Gene variants linked to heart attacks in younger adults

March 4, 2022

A tear in blood vessels supplying the heart, called spontaneous coronary artery dissection, or SCAD, is a major cause of serious and potentially fatal heart attacks in adults under 50, especially in women, according to a news release from Massachusetts General Hospital (MGH).

Although the cause of SCAD is unknown, risk factors include female sex, recent childbirth, irregular growth of cells in artery walls (fibromuscular dysplasia), history of migraine headaches, depression/anxiety, and the use of hormones in oral contraceptives or infertility treatments.

Now, researchers at MGH have identified a potential genetic underpinning of SCAD: mutations in genes that control the production of fibrillar collagen, the most abundant protein in the extracellular matrix or “scaffolding” that gives shape, strength, and stability to blood vessels.

They describe their findings in a study published in JAMA Cardiology.
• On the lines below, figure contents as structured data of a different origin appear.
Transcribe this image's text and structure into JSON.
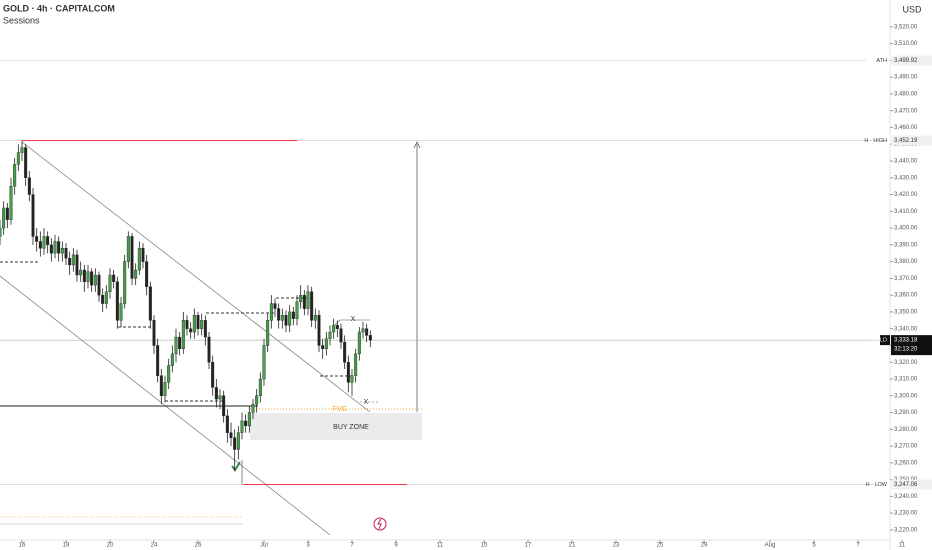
{
  "chart_data": {
    "type": "candlestick",
    "title": "GOLD · 4h · CAPITALCOM",
    "subtitle": "Sessions",
    "y_axis_label": "USD",
    "up_color": "#43a047",
    "down_color": "#222222",
    "ylim": [
      3214,
      3536
    ],
    "xlim": [
      -6,
      240
    ],
    "xticks": [
      {
        "value": 0,
        "label": "16"
      },
      {
        "value": 12,
        "label": "18"
      },
      {
        "value": 24,
        "label": "20"
      },
      {
        "value": 36,
        "label": "24"
      },
      {
        "value": 48,
        "label": "26"
      },
      {
        "value": 66,
        "label": "Jul"
      },
      {
        "value": 78,
        "label": "3"
      },
      {
        "value": 90,
        "label": "7"
      },
      {
        "value": 102,
        "label": "9"
      },
      {
        "value": 114,
        "label": "11"
      },
      {
        "value": 126,
        "label": "15"
      },
      {
        "value": 138,
        "label": "17"
      },
      {
        "value": 150,
        "label": "21"
      },
      {
        "value": 162,
        "label": "23"
      },
      {
        "value": 174,
        "label": "25"
      },
      {
        "value": 186,
        "label": "29"
      },
      {
        "value": 204,
        "label": "Aug"
      },
      {
        "value": 216,
        "label": "5"
      },
      {
        "value": 228,
        "label": "7"
      },
      {
        "value": 240,
        "label": "11"
      }
    ],
    "yticks": [
      {
        "value": 3220,
        "label": "3,220.00"
      },
      {
        "value": 3230,
        "label": "3,230.00"
      },
      {
        "value": 3240,
        "label": "3,240.00"
      },
      {
        "value": 3250,
        "label": "3,250.00"
      },
      {
        "value": 3260,
        "label": "3,260.00"
      },
      {
        "value": 3270,
        "label": "3,270.00"
      },
      {
        "value": 3280,
        "label": "3,280.00"
      },
      {
        "value": 3290,
        "label": "3,290.00"
      },
      {
        "value": 3300,
        "label": "3,300.00"
      },
      {
        "value": 3310,
        "label": "3,310.00"
      },
      {
        "value": 3320,
        "label": "3,320.00"
      },
      {
        "value": 3330,
        "label": "3,330.00"
      },
      {
        "value": 3340,
        "label": "3,340.00"
      },
      {
        "value": 3350,
        "label": "3,350.00"
      },
      {
        "value": 3360,
        "label": "3,360.00"
      },
      {
        "value": 3370,
        "label": "3,370.00"
      },
      {
        "value": 3380,
        "label": "3,380.00"
      },
      {
        "value": 3390,
        "label": "3,390.00"
      },
      {
        "value": 3400,
        "label": "3,400.00"
      },
      {
        "value": 3410,
        "label": "3,410.00"
      },
      {
        "value": 3420,
        "label": "3,420.00"
      },
      {
        "value": 3430,
        "label": "3,430.00"
      },
      {
        "value": 3440,
        "label": "3,440.00"
      },
      {
        "value": 3450,
        "label": "3,450.00"
      },
      {
        "value": 3460,
        "label": "3,460.00"
      },
      {
        "value": 3470,
        "label": "3,470.00"
      },
      {
        "value": 3480,
        "label": "3,480.00"
      },
      {
        "value": 3490,
        "label": "3,490.00"
      },
      {
        "value": 3500,
        "label": "3,500.00"
      },
      {
        "value": 3510,
        "label": "3,510.00"
      },
      {
        "value": 3520,
        "label": "3,520.00"
      }
    ],
    "price_labels": [
      {
        "name": "ATH",
        "value": 3499.92,
        "label": "3,499.92"
      },
      {
        "name": "H - HIGH",
        "value": 3452.19,
        "label": "3,452.19"
      },
      {
        "name": "GOLD",
        "value": 3333.18,
        "label": "3,333.18",
        "countdown": "32:13:20"
      },
      {
        "name": "H - LOW",
        "value": 3247.06,
        "label": "3,247.06"
      }
    ],
    "annotations": [
      "FVG",
      "BUY ZONE",
      "X",
      "X"
    ],
    "x": [
      -6,
      -5,
      -4,
      -3,
      -2,
      -1,
      0,
      1,
      2,
      3,
      4,
      5,
      6,
      7,
      8,
      9,
      10,
      11,
      12,
      13,
      14,
      15,
      16,
      17,
      18,
      19,
      20,
      21,
      22,
      23,
      24,
      25,
      26,
      27,
      28,
      29,
      30,
      31,
      32,
      33,
      34,
      35,
      36,
      37,
      38,
      39,
      40,
      41,
      42,
      43,
      44,
      45,
      46,
      47,
      48,
      49,
      50,
      51,
      52,
      53,
      54,
      55,
      56,
      57,
      58,
      59,
      60,
      61,
      62,
      63,
      64,
      65,
      66,
      67,
      68,
      69,
      70,
      71,
      72,
      73,
      74,
      75,
      76,
      77,
      78,
      79,
      80,
      81,
      82,
      83,
      84,
      85,
      86,
      87,
      88,
      89,
      90,
      91,
      92,
      93,
      94,
      95
    ],
    "ohlc": [
      [
        3395,
        3405,
        3390,
        3400
      ],
      [
        3400,
        3416,
        3396,
        3412
      ],
      [
        3412,
        3415,
        3400,
        3405
      ],
      [
        3405,
        3430,
        3402,
        3425
      ],
      [
        3425,
        3442,
        3420,
        3438
      ],
      [
        3438,
        3450,
        3434,
        3445
      ],
      [
        3445,
        3452.19,
        3440,
        3448
      ],
      [
        3448,
        3450,
        3425,
        3430
      ],
      [
        3430,
        3434,
        3416,
        3420
      ],
      [
        3420,
        3424,
        3390,
        3395
      ],
      [
        3395,
        3400,
        3386,
        3392
      ],
      [
        3392,
        3398,
        3383,
        3388
      ],
      [
        3388,
        3400,
        3384,
        3395
      ],
      [
        3395,
        3398,
        3385,
        3390
      ],
      [
        3390,
        3394,
        3380,
        3385
      ],
      [
        3385,
        3396,
        3382,
        3392
      ],
      [
        3392,
        3395,
        3380,
        3385
      ],
      [
        3385,
        3392,
        3380,
        3388
      ],
      [
        3388,
        3391,
        3378,
        3382
      ],
      [
        3382,
        3386,
        3372,
        3378
      ],
      [
        3378,
        3388,
        3374,
        3384
      ],
      [
        3384,
        3387,
        3368,
        3372
      ],
      [
        3372,
        3380,
        3368,
        3375
      ],
      [
        3375,
        3378,
        3362,
        3368
      ],
      [
        3368,
        3378,
        3364,
        3374
      ],
      [
        3374,
        3376,
        3362,
        3366
      ],
      [
        3366,
        3376,
        3362,
        3372
      ],
      [
        3372,
        3374,
        3356,
        3360
      ],
      [
        3360,
        3364,
        3350,
        3355
      ],
      [
        3355,
        3366,
        3352,
        3362
      ],
      [
        3362,
        3376,
        3358,
        3372
      ],
      [
        3372,
        3375,
        3364,
        3368
      ],
      [
        3368,
        3371,
        3340,
        3345
      ],
      [
        3345,
        3359,
        3341,
        3355
      ],
      [
        3355,
        3384,
        3352,
        3380
      ],
      [
        3380,
        3398,
        3376,
        3395
      ],
      [
        3395,
        3397,
        3366,
        3370
      ],
      [
        3370,
        3379,
        3366,
        3375
      ],
      [
        3375,
        3392,
        3372,
        3388
      ],
      [
        3388,
        3391,
        3376,
        3380
      ],
      [
        3380,
        3384,
        3360,
        3365
      ],
      [
        3365,
        3368,
        3340,
        3345
      ],
      [
        3345,
        3348,
        3325,
        3330
      ],
      [
        3330,
        3334,
        3308,
        3312
      ],
      [
        3312,
        3316,
        3295,
        3300
      ],
      [
        3300,
        3312,
        3296,
        3308
      ],
      [
        3308,
        3322,
        3304,
        3318
      ],
      [
        3318,
        3330,
        3314,
        3325
      ],
      [
        3325,
        3340,
        3320,
        3335
      ],
      [
        3335,
        3338,
        3324,
        3328
      ],
      [
        3328,
        3350,
        3325,
        3345
      ],
      [
        3345,
        3348,
        3336,
        3340
      ],
      [
        3340,
        3344,
        3334,
        3338
      ],
      [
        3338,
        3352,
        3334,
        3348
      ],
      [
        3348,
        3350,
        3336,
        3340
      ],
      [
        3340,
        3349,
        3336,
        3345
      ],
      [
        3345,
        3348,
        3330,
        3335
      ],
      [
        3335,
        3338,
        3316,
        3320
      ],
      [
        3320,
        3324,
        3300,
        3305
      ],
      [
        3305,
        3310,
        3293,
        3298
      ],
      [
        3298,
        3304,
        3292,
        3300
      ],
      [
        3300,
        3303,
        3284,
        3288
      ],
      [
        3288,
        3292,
        3272,
        3278
      ],
      [
        3278,
        3284,
        3270,
        3275
      ],
      [
        3275,
        3280,
        3255,
        3268
      ],
      [
        3268,
        3282,
        3262,
        3278
      ],
      [
        3278,
        3290,
        3274,
        3285
      ],
      [
        3285,
        3289,
        3278,
        3282
      ],
      [
        3282,
        3294,
        3278,
        3290
      ],
      [
        3290,
        3298,
        3286,
        3295
      ],
      [
        3295,
        3304,
        3290,
        3300
      ],
      [
        3300,
        3314,
        3296,
        3310
      ],
      [
        3310,
        3334,
        3306,
        3330
      ],
      [
        3330,
        3349,
        3326,
        3345
      ],
      [
        3345,
        3360,
        3340,
        3355
      ],
      [
        3355,
        3358,
        3347,
        3352
      ],
      [
        3352,
        3355,
        3340,
        3345
      ],
      [
        3345,
        3352,
        3340,
        3348
      ],
      [
        3348,
        3351,
        3338,
        3342
      ],
      [
        3342,
        3354,
        3338,
        3350
      ],
      [
        3350,
        3353,
        3342,
        3346
      ],
      [
        3346,
        3360,
        3342,
        3356
      ],
      [
        3356,
        3366,
        3352,
        3360
      ],
      [
        3360,
        3363,
        3348,
        3352
      ],
      [
        3352,
        3366,
        3348,
        3362
      ],
      [
        3362,
        3365,
        3341,
        3345
      ],
      [
        3345,
        3352,
        3340,
        3348
      ],
      [
        3348,
        3351,
        3326,
        3330
      ],
      [
        3330,
        3334,
        3322,
        3328
      ],
      [
        3328,
        3338,
        3324,
        3334
      ],
      [
        3334,
        3342,
        3330,
        3338
      ],
      [
        3338,
        3346,
        3334,
        3342
      ],
      [
        3342,
        3345,
        3335,
        3340
      ],
      [
        3340,
        3343,
        3328,
        3332
      ],
      [
        3332,
        3336,
        3316,
        3320
      ],
      [
        3320,
        3324,
        3302,
        3308
      ],
      [
        3308,
        3316,
        3300,
        3312
      ],
      [
        3312,
        3328,
        3308,
        3325
      ],
      [
        3325,
        3341,
        3321,
        3338
      ],
      [
        3338,
        3344,
        3334,
        3340
      ],
      [
        3340,
        3343,
        3332,
        3336
      ],
      [
        3336,
        3339,
        3329,
        3333.18
      ]
    ]
  }
}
“This shows us that the extracellular matrix, the structural part of the blood vessel, is important in this disorder, specifically the collagenous part of that matrix,” says Mark E. Lindsay, MD, PhD, Investigator at MGH specializing in genetic arterial disease.

Although there are currently no therapies that can help generate or restore collagen in blood vessels, the discovery provides a road map for researchers investigating SCAD and could lead to the development of new therapies or strategies for preventing spontaneous artery dissection in at-risk individuals.

Researchers used the genetic technique known as whole-exome sequencing, which looks at the region of the human genome involved in the production and regulation of proteins. They compared the exomes of 130 women and men with SCAD with those of 46,468 people without SCAD.

They identified rare genetic variants in fibrillar collagen genes that together occurred at a 17-fold higher level than a background of 2506 other genes found in coronary arteries.

In addition, they found that individuals with SCAD were more likely to have these so-called “disruptive” (abnormal) rare variants within fibrillar collagen genes compared with those without SCAD.

“Our findings have implications for genetic testing of patients with SCAD and other arterial dissections, suggesting that it may be helpful to add genes for some additional collagen isoforms to current test panels,” Lindsay says.